Sat May 9 08:58:28 UTC 2009

On May 09, 2009  10:25 +0200, Stefano Cislaghi wrote:
> Maybe... looking around some solutions can be:
> - maximize journal size
> - journaling all data and metadata (mount -o data=journal)

No, these have nothing to do with your problem.  If you are running
in a failover environment you need to STONITH the failing server
BEFORE the backup server is trying to take over.

> 
> Ste
> 
> 
> 2009/5/9 Christian Kujau <lists at nerdbynature.de>
> 
> > On Thu, 7 May 2009, Stefano Cislaghi wrote:
> > > During a normal switch, operations done are:
> > > - oracle shutdown abort
> > > - oracle listernet shutdown
> > > - umount fs (using  umount -l )

Using "umount -l" is just a way to NOT unmount the filesystem,
because some process is keeping it busy.  All this does is hide
the mountpoint until the busy process goes away.  Definitely a
bad sign that you need this for doing any failover.
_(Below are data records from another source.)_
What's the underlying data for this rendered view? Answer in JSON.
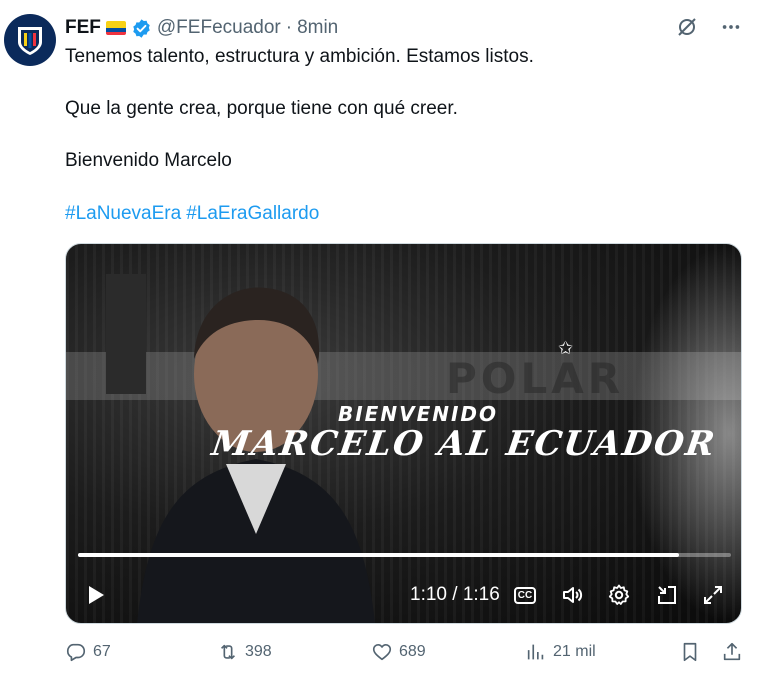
{
  "author": {
    "name": "FEF",
    "handle": "@FEFecuador",
    "separator": "·",
    "time": "8min"
  },
  "tweet": {
    "line1": "Tenemos talento, estructura y ambición. Estamos listos.",
    "line2": "Que la gente crea, porque tiene con qué creer.",
    "line3": "Bienvenido Marcelo",
    "hashtags": [
      "#LaNuevaEra",
      "#LaEraGallardo"
    ]
  },
  "video": {
    "overlay_small": "BIENVENIDO",
    "overlay_large": "MARCELO AL ECUADOR",
    "banner_text": "POLAR",
    "timecode": "1:10 / 1:16",
    "progress": 0.92,
    "cc_label": "CC"
  },
  "metrics": {
    "replies": "67",
    "retweets": "398",
    "likes": "689",
    "views": "21 mil"
  },
  "colors": {
    "link": "#1d9bf0",
    "muted": "#536471",
    "verified": "#1d9bf0"
  },
  "icons": {
    "grok": "grok-icon",
    "more": "more-icon",
    "reply": "reply-icon",
    "retweet": "retweet-icon",
    "like": "heart-icon",
    "views": "views-icon",
    "bookmark": "bookmark-icon",
    "share": "share-icon"
  }
}
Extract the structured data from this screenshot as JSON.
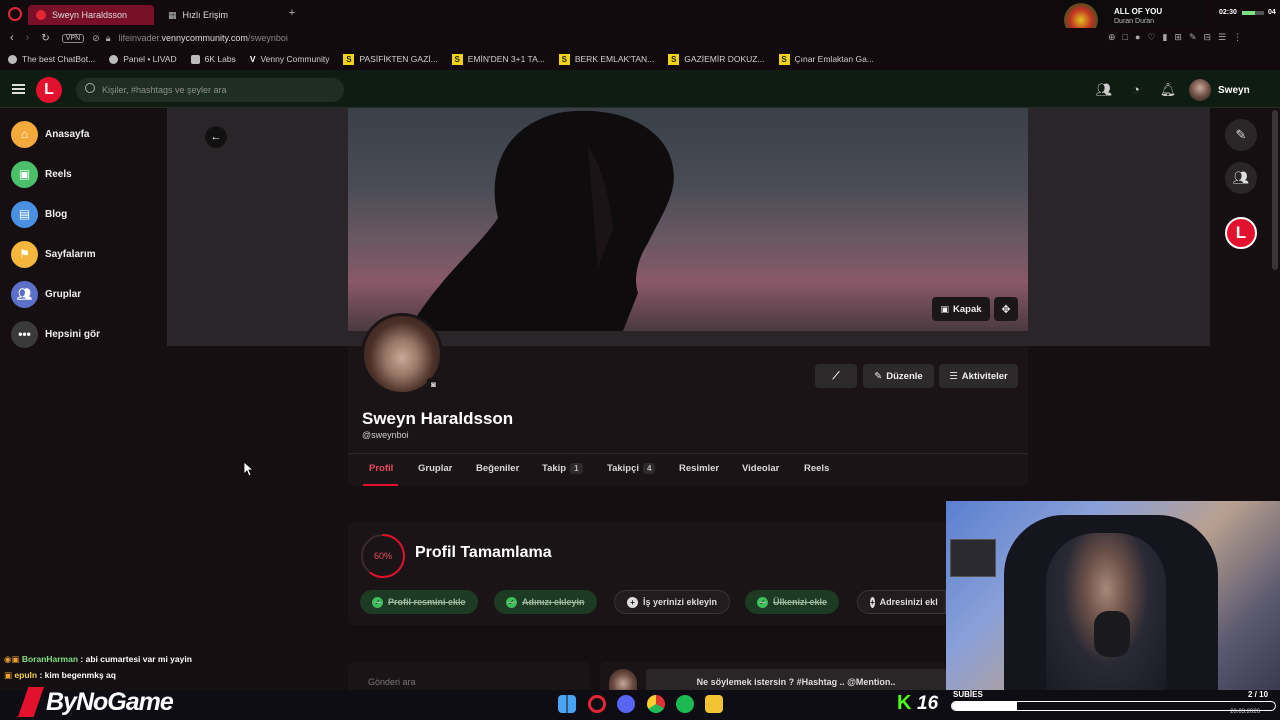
{
  "browser": {
    "tabs": [
      {
        "label": "Sweyn Haraldsson"
      },
      {
        "label": "Hızlı Erişim"
      }
    ],
    "new_tab": "+",
    "vpn": "VPN",
    "url_prefix": "lifeinvader.",
    "url_domain": "vennycommunity.com",
    "url_path": "/sweynboi",
    "bookmarks": [
      "The best ChatBot...",
      "Panel • LIVAD",
      "6K Labs",
      "Venny Community",
      "PASİFİKTEN GAZİ...",
      "EMİN'DEN 3+1 TA...",
      "BERK EMLAK'TAN...",
      "GAZİEMİR DOKUZ...",
      "Çınar Emlaktan Ga..."
    ]
  },
  "music": {
    "title": "ALL OF YOU",
    "artist": "Duran Duran"
  },
  "clock": {
    "time": "02:30",
    "date": "20.03.2026",
    "extra": "04"
  },
  "header": {
    "logo": "L",
    "search_placeholder": "Kişiler, #hashtags ve şeyler ara",
    "user_name": "Sweyn"
  },
  "sidebar": {
    "items": [
      {
        "label": "Anasayfa",
        "color": "#f4a93b"
      },
      {
        "label": "Reels",
        "color": "#4cbf6a"
      },
      {
        "label": "Blog",
        "color": "#4a90e2"
      },
      {
        "label": "Sayfalarım",
        "color": "#f4b63b"
      },
      {
        "label": "Gruplar",
        "color": "#5c6fc9"
      },
      {
        "label": "Hepsini gör",
        "color": "#3a3a3a"
      }
    ]
  },
  "profile": {
    "cover_button": "Kapak",
    "name": "Sweyn Haraldsson",
    "handle": "@sweynboi",
    "edit_button": "Düzenle",
    "activities_button": "Aktiviteler",
    "tabs": [
      {
        "label": "Profil"
      },
      {
        "label": "Gruplar"
      },
      {
        "label": "Beğeniler"
      },
      {
        "label": "Takip",
        "count": "1"
      },
      {
        "label": "Takipçi",
        "count": "4"
      },
      {
        "label": "Resimler"
      },
      {
        "label": "Videolar"
      },
      {
        "label": "Reels"
      }
    ]
  },
  "completion": {
    "title": "Profil Tamamlama",
    "percent_label": "60%",
    "percent": 60,
    "chips": [
      {
        "label": "Profil resmini ekle",
        "done": true
      },
      {
        "label": "Adınızı ekleyin",
        "done": true
      },
      {
        "label": "İş yerinizi ekleyin",
        "done": false
      },
      {
        "label": "Ülkenizi ekle",
        "done": true
      },
      {
        "label": "Adresinizi ekl",
        "done": false
      }
    ]
  },
  "composer": {
    "search_placeholder": "Gönderi ara",
    "prompt": "Ne söylemek istersin ? #Hashtag .. @Mention.."
  },
  "chat": [
    {
      "user": "BoranHarman",
      "message": ": abi cumartesi var mi yayin",
      "color": "#7ee07e"
    },
    {
      "user": "epuln",
      "message": ": kim begenmkş aq",
      "color": "#f0d050"
    }
  ],
  "stream": {
    "brand": "ByNoGame",
    "k_number": "16",
    "subs_label": "SUBİES",
    "subs_count": "2 / 10"
  },
  "colors": {
    "accent": "#e3112d",
    "header_bg": "#0f1c12",
    "done_green": "#3fbf5a"
  }
}
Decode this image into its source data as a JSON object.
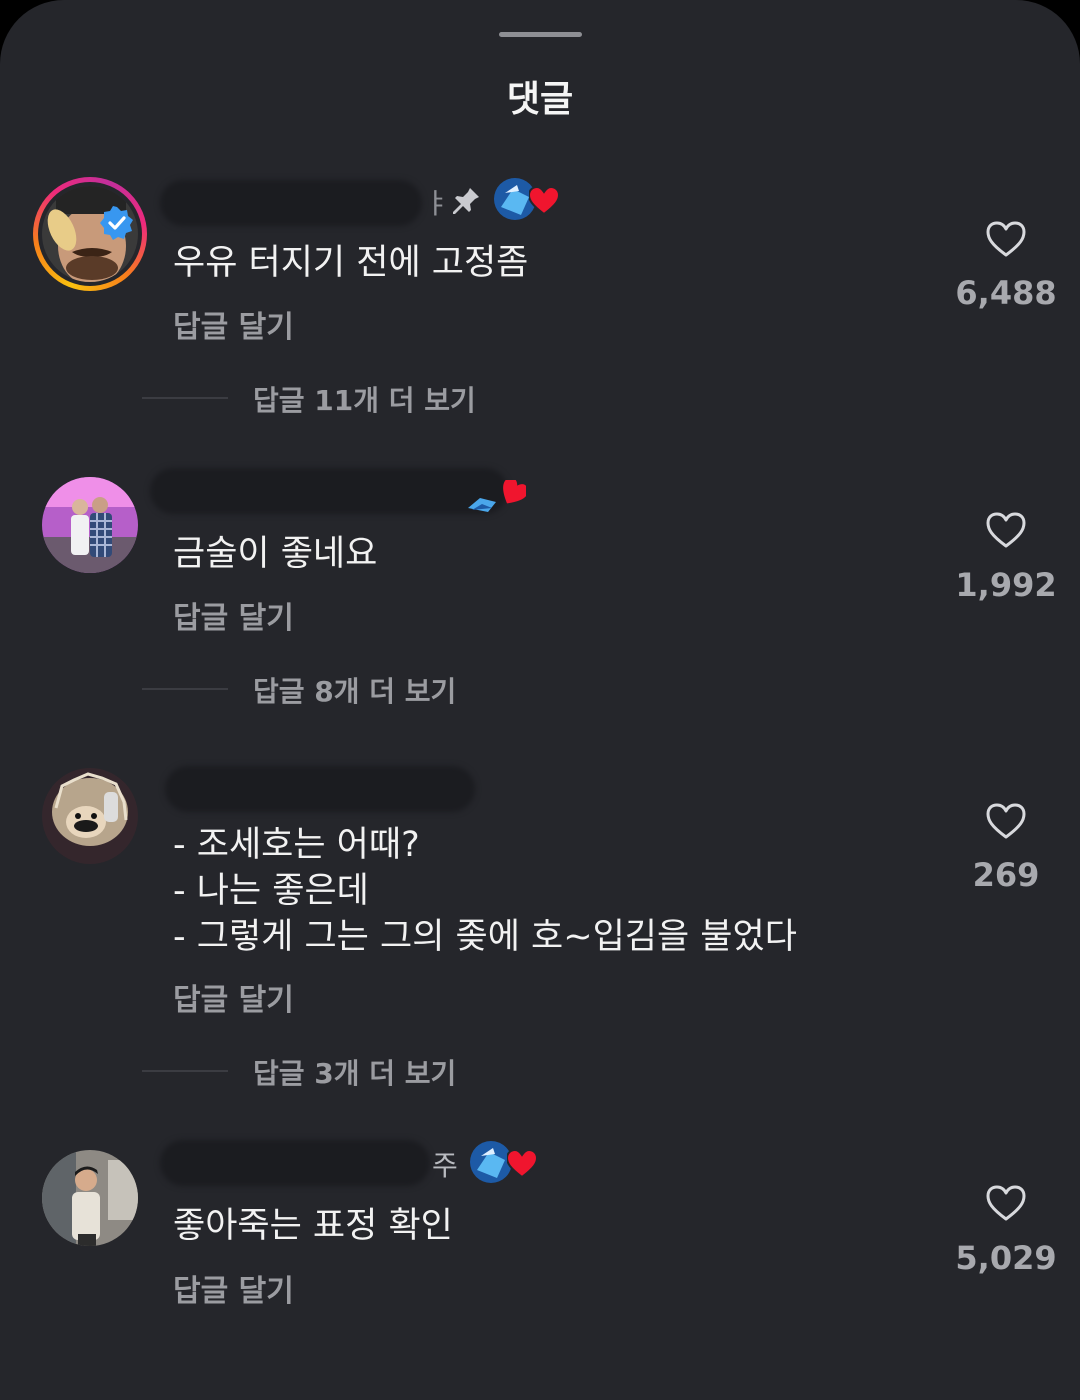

Try "lsof" to see which process is keeping the mountpoint busy.
At minimum these need to be stopped/killed and then do a proper
unmount.

> > I'm not all too Oracle cluster savvy, but this lazy umount looks
> > kinda suspicious. From the manpage:
> >
> >   > Detach the filesystem from the filesystem hierarchy now, and cleanup
> >   > all references to the filesystem as soon as it is not busy anymore
> >
> > My wild guess: node1 has been shut down, did a lazy umount, so that
> > node2 could mount it but node1 was still writing to the fs (i.e. it was
> > still in use)?
> >
> > Christian.
> > --
> > Bruce Schneier's first program was encrypt world.
> >

> _______________________________________________
> Ext3-users mailing list
> Ext3-users at redhat.com
> https://www.redhat.com/mailman/listinfo/ext3-users

Cheers, Andreas
--
Andreas Dilger
Sr. Staff Engineer, Lustre Group
Sun Microsystems of Canada, Inc.